Ongoing benchmarking is tough but something to strive for, says Murali. He is setting up a continuous integration framework such that BEELINE can integrate a new dataset or algorithm and generate results. Some methods involve many parameter searches. Add in the number of datasets and algorithms and “it’s a pretty massive computation,” he says. “I hope by the end of this semester we will have something up and ready.” Given that new technologies and analysis methods enable characterization of increasingly challenging variants and genomic regions, ongoing benchmark set and benchmark tool development is needed, says Zook.

At DREAM, Guinney says he and his colleagues are developing ways to set up continuous benchmarking. For example, they ask participants to submit their algorithm as a re-runnable Docker container. “This allows us to evaluate old algorithms over time as new data become available,” he says. “Similarly, we can evaluate new algorithms on old data.” They call this approach “model-to-data” (M2D). Cloud-ready software packages can help to avoid issues such as the diversity of software architectures or file formats, which can make it hard to reproduce and reuse methods in a given competition. With M2D data, the underlying dataset is not visible to users and the computing runs in environments that, for example, heed data privacy rules so they can still get an assessment of an algorithm’s performance while maintaining data privacy. DREAM has run several M2D challenges and encountered a bundle of logistical and technical issues, such as estimating computational resources the methods need. Continuous benchmarking avoids frozen-in-time benchmarked results. The Kaggle imaging competition that Caicedo and colleagues run is “never ending,” says Caicedo. As labs develop methods, people can try new things and the leaderboard updates continuously. “You wake up one morning and your method is not in the top of the list anymore,” he says. The field of computer vision has a few live benchmarks, “but I’m not aware of such benchmarks in biology.” Perhaps this is because biologists do not like to reuse data to optimize methods, and there is a danger of overfitting algorithms to data. Fresh data might present difficulties for methods, he says. That means one would need to keep adding new test cases to the challenge to keep it alive and prevent saturation.

When developers of a tool test it, they might test it in an unsystematic way, which leads to the ‘self-assessment trap’, says Serghei Mangul, USC. Credit: F. Ramspott / DigitalVision Vectors / Getty

Die-hard habits

Sometimes habits die hard. TopHat was long a highly used tool, a spliced read mapper for RNA-seq reads. But it was highly used even after the developers released a successor. The developers clearly advise to use TopHat’s successor, HISAT. They note on their web page that TopHat is in a “low maintenance, low support stage as it is now superseded by HISAT2,” which serves the same purpose more efficiently. “I just had a paper to review,” says Hellmann. “They use TopHat.” It’s not the fault of the TopHat developers, says Enard. It’s that other scientists are using it. Perhaps it’s on a Galaxy server and someone neglected to check for the release of a newer tool or a different version of the tool, says Hellmann. “At some point they probably installed TopHat when it was still the tool of choice.”

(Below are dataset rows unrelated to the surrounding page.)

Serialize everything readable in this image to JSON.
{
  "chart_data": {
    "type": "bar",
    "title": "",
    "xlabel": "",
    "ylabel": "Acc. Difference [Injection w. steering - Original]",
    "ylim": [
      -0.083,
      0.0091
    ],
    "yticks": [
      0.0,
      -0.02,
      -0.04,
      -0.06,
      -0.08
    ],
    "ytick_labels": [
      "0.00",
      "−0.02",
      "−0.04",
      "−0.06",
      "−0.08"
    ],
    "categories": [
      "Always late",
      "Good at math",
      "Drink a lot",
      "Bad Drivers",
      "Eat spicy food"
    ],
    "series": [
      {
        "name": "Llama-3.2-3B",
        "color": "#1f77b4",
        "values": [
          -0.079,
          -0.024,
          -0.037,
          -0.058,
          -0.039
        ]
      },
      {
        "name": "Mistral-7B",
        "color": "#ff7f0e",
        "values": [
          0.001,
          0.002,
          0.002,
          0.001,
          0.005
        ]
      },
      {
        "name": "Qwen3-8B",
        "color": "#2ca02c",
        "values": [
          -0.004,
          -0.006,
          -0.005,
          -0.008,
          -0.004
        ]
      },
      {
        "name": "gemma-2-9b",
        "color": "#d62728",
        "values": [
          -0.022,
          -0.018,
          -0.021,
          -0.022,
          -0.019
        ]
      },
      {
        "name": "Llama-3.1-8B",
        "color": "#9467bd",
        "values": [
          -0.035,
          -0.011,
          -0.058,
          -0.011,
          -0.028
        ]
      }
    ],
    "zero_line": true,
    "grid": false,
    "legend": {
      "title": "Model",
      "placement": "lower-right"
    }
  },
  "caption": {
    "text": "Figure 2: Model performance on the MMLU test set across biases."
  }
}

Bioinformatics does not talk much about tool retirement, says Mangul, and labs use TopHat, which may or may not be the best tool. At one time it, or any tool, was perhaps the best or only available one and people liked the results. He believes that bioinformatics can shape science in a methodological way, especially now that so many public datasets are available. These data can be used to make the kinds of discoveries possible in a wet lab. “In that sense, benchmarking is crucial because we want to use the best tools.” Many aspects can get in the way, such as the “self-assessment trap,” which is when the developers of a tool test it themselves in an unsystematic way. “Best,” he says, can be defined in many different ways in many matrices, but there will be a “most suitable” tool for a given task.